Sempat bingung juga bila dia terlambat bicara karena bingung bahasa. Maklum, sejak dalam kandungan dia sudah menjadi korban eksperimen ibunya. Dari musik Mozart, Tchaikovsky, sampai lagu Perancis Anggun C Sasmi menjadi menu harian sang janin. Buku bacaan kubacakan termasuk "Matilda" (karya Roald Dahl) yang kudengarkan kasetnya dalam bahasa Perancis. Alhasil setelah agak besar yang muncul pertama kali adalah penolakan terhadap bahasa Inggris dan bahasa Perancis. "Mama, boleh aku belajar bahasa Spanyol? Aku sudah bisa uno, dos, tres,...," demikian pintanya sambil mengeja angka dalam bahasa Spanyol dari satu, dua, tiga, hingga angka sepuluh. Sumbernya kemungkinan sekali adalah VCD Dora the Explorer yang sebenarnya kubelikan dalam bahasa Inggris, tapi memang Dora memasukkan pelajaran bahasa Spanyol dalam filmnya.
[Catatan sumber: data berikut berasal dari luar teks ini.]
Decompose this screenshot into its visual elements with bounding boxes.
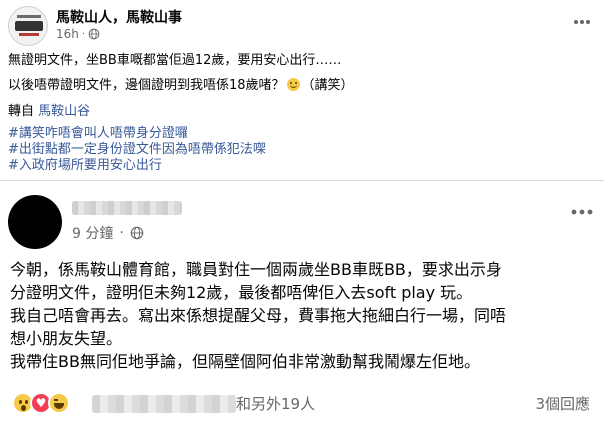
post-header: 馬鞍山人，馬鞍山事 16h ·	[8, 6, 598, 46]
smile-emoji-icon	[286, 78, 300, 91]
post-text-line: 以後唔帶證明文件，邊個證明到我唔係18歲啫？ （講笑）	[8, 77, 354, 95]
hashtag-link[interactable]: #入政府場所要用安心出行	[8, 157, 162, 175]
post-time[interactable]: 16h	[56, 27, 79, 41]
page-avatar[interactable]	[8, 6, 48, 46]
globe-icon	[88, 28, 100, 40]
shared-post-line: 想小朋友失望。	[10, 329, 123, 348]
globe-icon	[130, 226, 144, 240]
shared-from-label: 轉自	[8, 104, 35, 119]
reactors-count: 和另外19人	[236, 395, 316, 413]
redacted-reactor-names	[92, 395, 236, 413]
more-options-icon	[571, 209, 593, 215]
more-options-icon[interactable]	[570, 12, 594, 32]
shared-post-meta: 9 分鐘 ·	[72, 223, 144, 243]
post-text-segment: 以後唔帶證明文件，邊個證明到我唔係18歲啫？	[8, 78, 285, 93]
shared-from-link[interactable]: 馬鞍山谷	[38, 104, 90, 119]
reaction-icons	[12, 392, 70, 416]
comments-count: 3個回應	[535, 395, 590, 413]
shared-post-line: 我帶住BB無同佢地爭論，但隔壁個阿伯非常激動幫我鬧爆左佢地。	[10, 352, 480, 371]
post-text-line: 無證明文件，坐BB車嘅都當佢過12歲，要用安心出行……	[8, 53, 342, 68]
redacted-author-name	[72, 201, 182, 215]
post-text-segment: （講笑）	[301, 78, 354, 93]
facebook-post: 馬鞍山人，馬鞍山事 16h · 無證明文件，坐BB車嘅都當佢過12歲，要用安心出…	[0, 0, 604, 427]
haha-icon	[48, 392, 70, 414]
shared-from: 轉自 馬鞍山谷	[8, 103, 90, 121]
shared-post-time: 9 分鐘	[72, 226, 114, 242]
meta-separator: ·	[81, 28, 86, 40]
shared-post-line: 我自己唔會再去。寫出來係想提醒父母，費事拖大拖細白行一場，同唔	[10, 306, 507, 325]
shared-post-line: 今朝，係馬鞍山體育館，職員對住一個兩歲坐BB車既BB，要求出示身	[10, 260, 502, 279]
shared-post-line: 分證明文件，證明佢未夠12歲，最後都唔俾佢入去soft play 玩。	[10, 283, 473, 302]
shared-post-screenshot[interactable]: 9 分鐘 · 今朝，係馬鞍山體育館，職員對住一個兩歲坐BB車既BB，要求出示身 …	[0, 180, 604, 427]
redacted-avatar	[8, 195, 62, 249]
page-name[interactable]: 馬鞍山人，馬鞍山事	[56, 7, 182, 27]
post-meta: 16h ·	[56, 27, 100, 41]
meta-separator: ·	[119, 225, 124, 241]
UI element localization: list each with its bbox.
Herannya juga, anakku ini tidak termasuk anak yang suka dibacakan cerita ketika masih kecil, tapi sekarang ketika menjelang remaja tampaknya ia cukup senang membaca (walaupun bukan buku tebal seperti Harry Potter). Ia tidak cukup diam untuk dipangku dan dibacakan cerita. Sebuah buku tentang Dumbo menjadi korban robekan tangan mungilnya yang tidak bisa diam.

Yang paling menyenangkan adalah efek musik yang cukup terasa. Bila dia rewel maka musik cukup bisa menenangkannya. Meskipun dia tidak bisa diam, tetapi dia cukup mampu untuk ditinggal bermain sendirian di dalam tempat bermain yang khusus dibuatkan untuknya.

Ketika awal memasuki masa bicara (walaupun dianggap belum jelas) dia kesulitan mengucapkan awalan. Setiap kata merupakan perulangan kata. Jadilah mama dan oma, serta papa dan opa hanya berbunyi "Ma-ma" dan "Pa-pa". Karena papanya agak jarang berada bersamaan dengan opa, maka kata "opa" menjadi "papa" tidak terlalu bermasalah, sementara untuk membedakan antara mama dan oma perlu sebuah kiat khusus. Jadilah ia diperkenalkan dengan panggilan "nenek" yang juga mirip dengan perulangan "ne-ne". Dan akhirnya semua generasi cucu memanggil ibuku dengan sebutan "nenek", sementara sang kakek tetap mendapat panggilan "opa".

Kembali ke soal bahasa bayi...Menurut saya, tidak perlu secara khusus mempelajari bahasa bayi, entah benar-benar universal atau tidak, yang perlu adalah mempelajari bahasa bayi yang dikeluarkan bayi kita sendiri. Catat saja setiap kali ia mengeluarkan perkataan yang tampaknya bermakna atau berulang. Awalnya saya pikir kata "ging" itu timbul karena adanya respon terhadap keinginannya, sehingga "kata" tersebut dibakukan dalam perbendaharaan bahasa bayinya.

Pada si kembar terus terang agak sulit bagi saya untuk mengenali bahasa bayi mereka. Mungkin kelelahan fisik, ditambah usia yang tidak terlalu muda lagi (35 tahun) apalagi setiap malam harus mengurus dua bayi seorang diri, membuat kepekaan dan kesabaranku untuk mengenali bahasa mereka agak kurang.

Tapi, sepandai apapun saya mengenali suara bayi tetap saja ketika mereka rewel karena sakit biasanya saya juga menjadi serba salah, dan lebih sering salah mengartikan keinginan mereka sehingga berakhir dengan tangisan yang semakin keras.